Recently, I attended an event with numerous political groups using that event to reach out to the community about their political party or movement.

While there, I witnessed some astonishing behavior posing as outreach, some of which I couldn’t believe. I offered some advice, though I’ll offer more here today.

firstThese days, my outreach activities are mostly internal, within the libertarian movement, though I do have significant experience “in the trenches.” Through that experience I took steps to learn how to improve the results, whether I was to persuading someone to re-examine their political home, convincing them to vote for my candidate, or introducing them to a new organization.

One of the best lessons I learned to improve my outreach was to constantly think to myself that “You might be the first libertarian this person has ever met.”

When you ARE that first libertarian contact, you are an ambassador to libertarianism.

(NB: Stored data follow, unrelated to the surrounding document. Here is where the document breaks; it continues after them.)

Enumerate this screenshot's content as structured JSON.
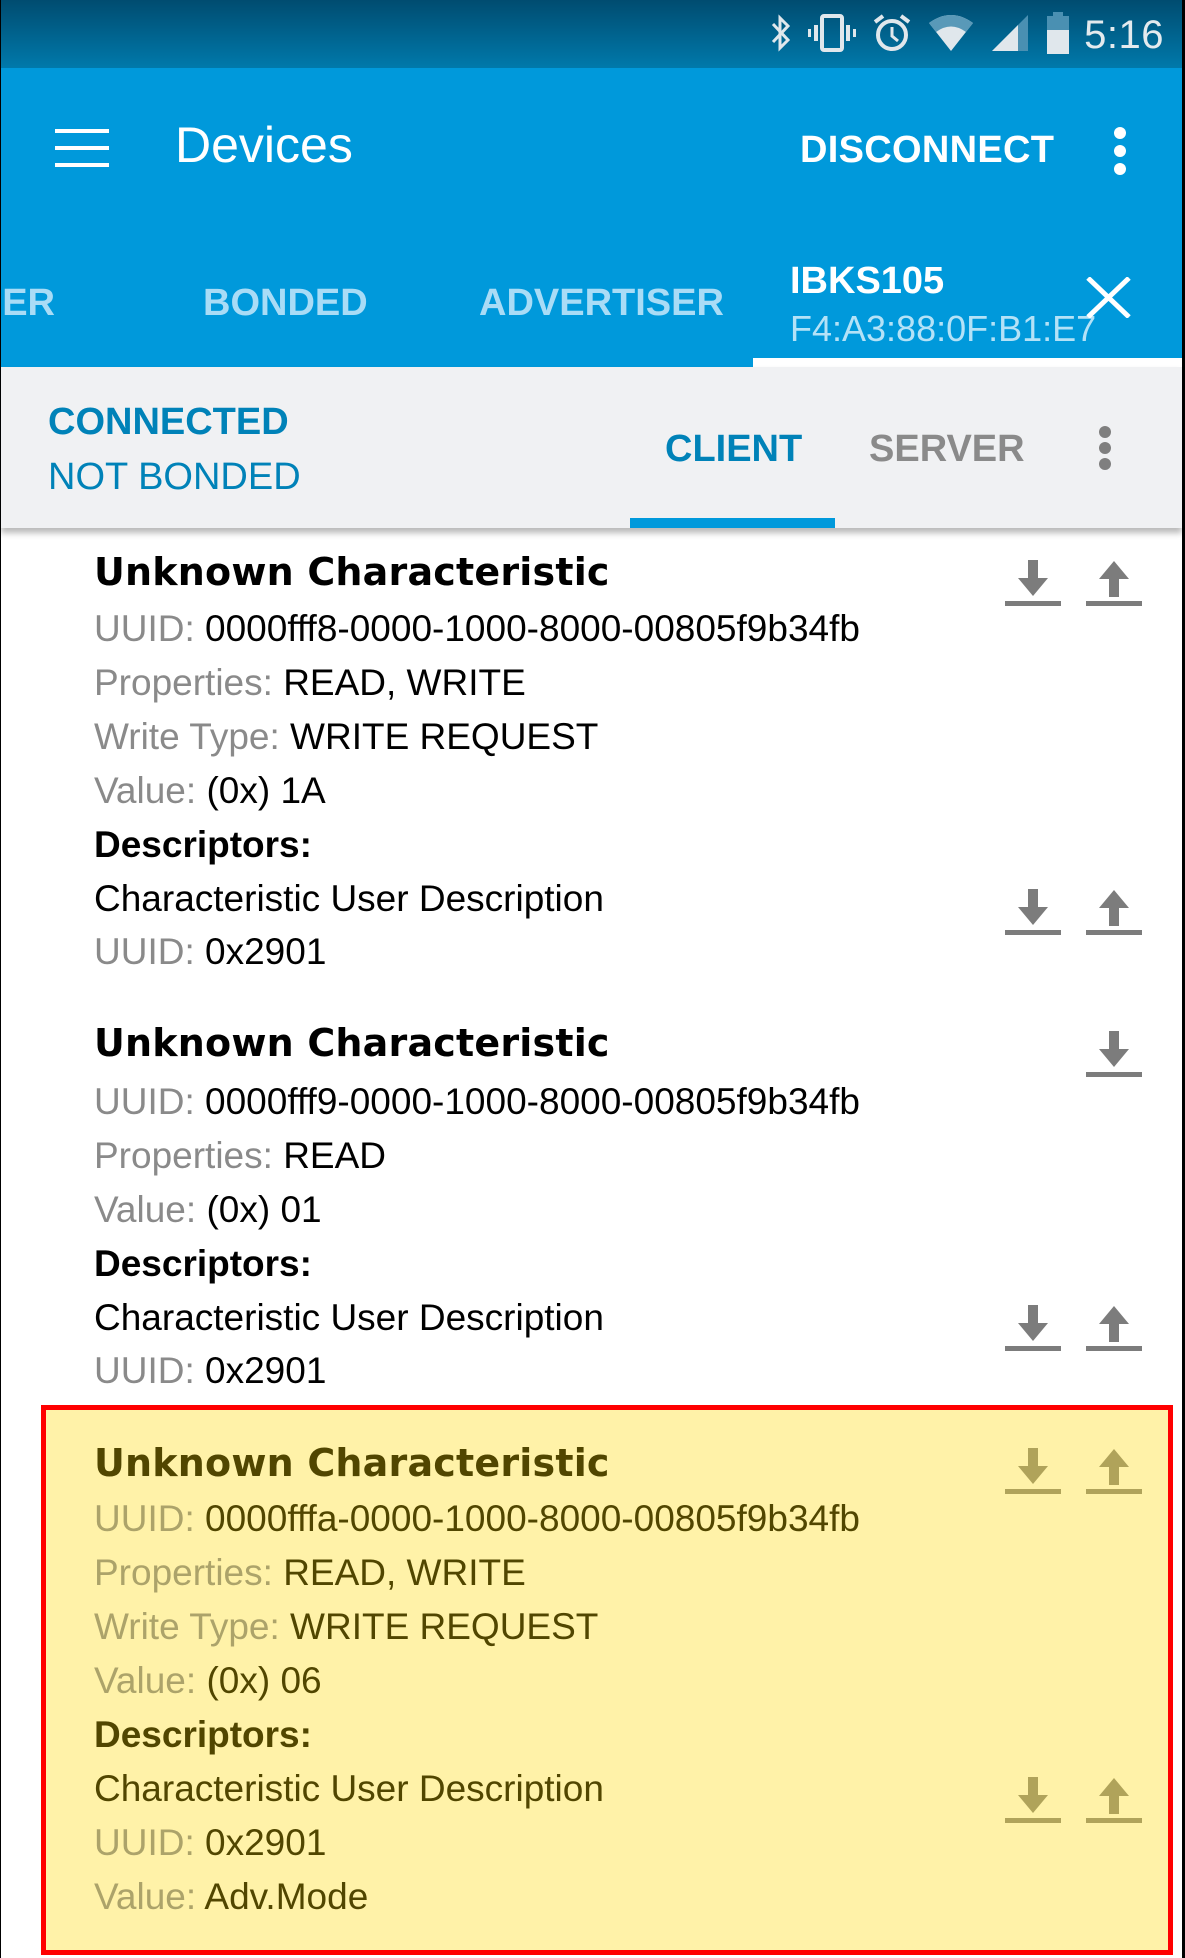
{
  "status_bar": {
    "time": "5:16",
    "icons": [
      "bluetooth-icon",
      "vibrate-icon",
      "alarm-icon",
      "wifi-icon",
      "cellular-signal-icon",
      "battery-icon"
    ]
  },
  "app_bar": {
    "title": "Devices",
    "menu_icon": "hamburger-menu-icon",
    "action_label": "DISCONNECT",
    "overflow_icon": "more-vert-icon"
  },
  "tabs": [
    {
      "label": "SCANNER",
      "active": false
    },
    {
      "label": "BONDED",
      "active": false
    },
    {
      "label": "ADVERTISER",
      "active": false
    },
    {
      "label": "IBKS105",
      "sublabel": "F4:A3:88:0F:B1:E7",
      "active": true,
      "close_icon": "close-icon"
    }
  ],
  "connection": {
    "state": "CONNECTED",
    "bond_state": "NOT BONDED",
    "subtabs": [
      {
        "label": "CLIENT",
        "active": true
      },
      {
        "label": "SERVER",
        "active": false
      }
    ],
    "overflow_icon": "more-vert-icon"
  },
  "colors": {
    "primary": "#0099db",
    "accent_text": "#0082b8",
    "highlight_fill": "#fff2a8",
    "highlight_border": "#ff0000"
  },
  "characteristics": [
    {
      "name": "Unknown Characteristic",
      "uuid_label": "UUID:",
      "uuid": "0000fff8-0000-1000-8000-00805f9b34fb",
      "properties_label": "Properties:",
      "properties": "READ, WRITE",
      "write_type_label": "Write Type:",
      "write_type": "WRITE REQUEST",
      "value_label": "Value:",
      "value": "(0x) 1A",
      "descriptors_label": "Descriptors:",
      "descriptor": {
        "name": "Characteristic User Description",
        "uuid_label": "UUID:",
        "uuid": "0x2901"
      },
      "actions": [
        "read",
        "write"
      ],
      "highlighted": false
    },
    {
      "name": "Unknown Characteristic",
      "uuid_label": "UUID:",
      "uuid": "0000fff9-0000-1000-8000-00805f9b34fb",
      "properties_label": "Properties:",
      "properties": "READ",
      "value_label": "Value:",
      "value": "(0x) 01",
      "descriptors_label": "Descriptors:",
      "descriptor": {
        "name": "Characteristic User Description",
        "uuid_label": "UUID:",
        "uuid": "0x2901"
      },
      "actions": [
        "read"
      ],
      "highlighted": false
    },
    {
      "name": "Unknown Characteristic",
      "uuid_label": "UUID:",
      "uuid": "0000fffa-0000-1000-8000-00805f9b34fb",
      "properties_label": "Properties:",
      "properties": "READ, WRITE",
      "write_type_label": "Write Type:",
      "write_type": "WRITE REQUEST",
      "value_label": "Value:",
      "value": "(0x) 06",
      "descriptors_label": "Descriptors:",
      "descriptor": {
        "name": "Characteristic User Description",
        "uuid_label": "UUID:",
        "uuid": "0x2901",
        "value_label": "Value:",
        "value": "Adv.Mode"
      },
      "actions": [
        "read",
        "write"
      ],
      "highlighted": true
    }
  ]
}
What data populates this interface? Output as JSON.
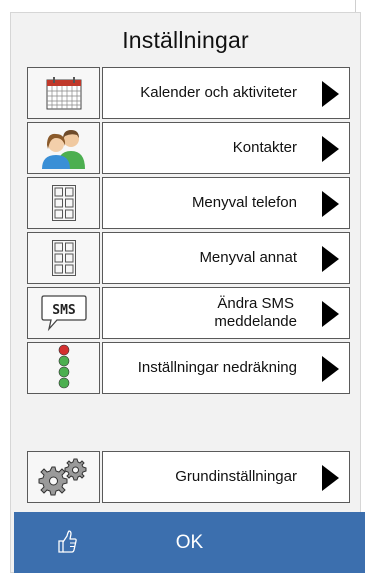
{
  "title": "Inställningar",
  "items": [
    {
      "label": "Kalender och aktiviteter",
      "icon": "calendar-icon"
    },
    {
      "label": "Kontakter",
      "icon": "contacts-icon"
    },
    {
      "label": "Menyval telefon",
      "icon": "grid-icon"
    },
    {
      "label": "Menyval annat",
      "icon": "grid-icon"
    },
    {
      "label": "Ändra SMS\nmeddelande",
      "icon": "sms-icon",
      "sms_text": "SMS"
    },
    {
      "label": "Inställningar nedräkning",
      "icon": "traffic-light-icon"
    },
    {
      "label": "Grundinställningar",
      "icon": "gears-icon"
    }
  ],
  "ok": {
    "label": "OK",
    "icon": "thumbs-up-icon"
  },
  "colors": {
    "ok_bar": "#3c6fae",
    "calendar_accent": "#c0392b",
    "green_light": "#4caf50",
    "red_light": "#d32f2f"
  }
}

You represent every libertarian in the movement at that point in time to that person. He or she will be left with a permanent impression, good or bad, about libertarians going forward.

First impressions matter.

If you leave a bad first impression, you’ve just made it that much harder for your fellow libertarians. They now have to overcome that negative impression to persuade that person to consider libertarian ideas. If you left a REALLY bad first impression, he or she might have told others about how terrible libertarians are.

Luckily, there are more libertarians today than ever. Since the Advocates’ founding in 1985, we’ve identified and recruited countless people to accept libertarian ideas, philosophy, and way of life. Even on college campuses, where freedom seems to be a dirty word, our partner organizations, Students for Liberty and Young Americans for Liberty, have opened the door, as well as hearts and minds, to thousands that now yearn for a libertarian society.

Honestly, I hope that you are not the first libertarian contact. That is not because I think you will give a bad first impression. You’re clearly interested in being a better ambassador for libertarianism by keeping yourself informed about the libertarian movement and how you can be a better representative of the philosophy. I hope you are not the first libertarian contact because of the growth of the libertarian movement.

Whether or not you are the first, act like you are. I can guarantee the results are better when you do.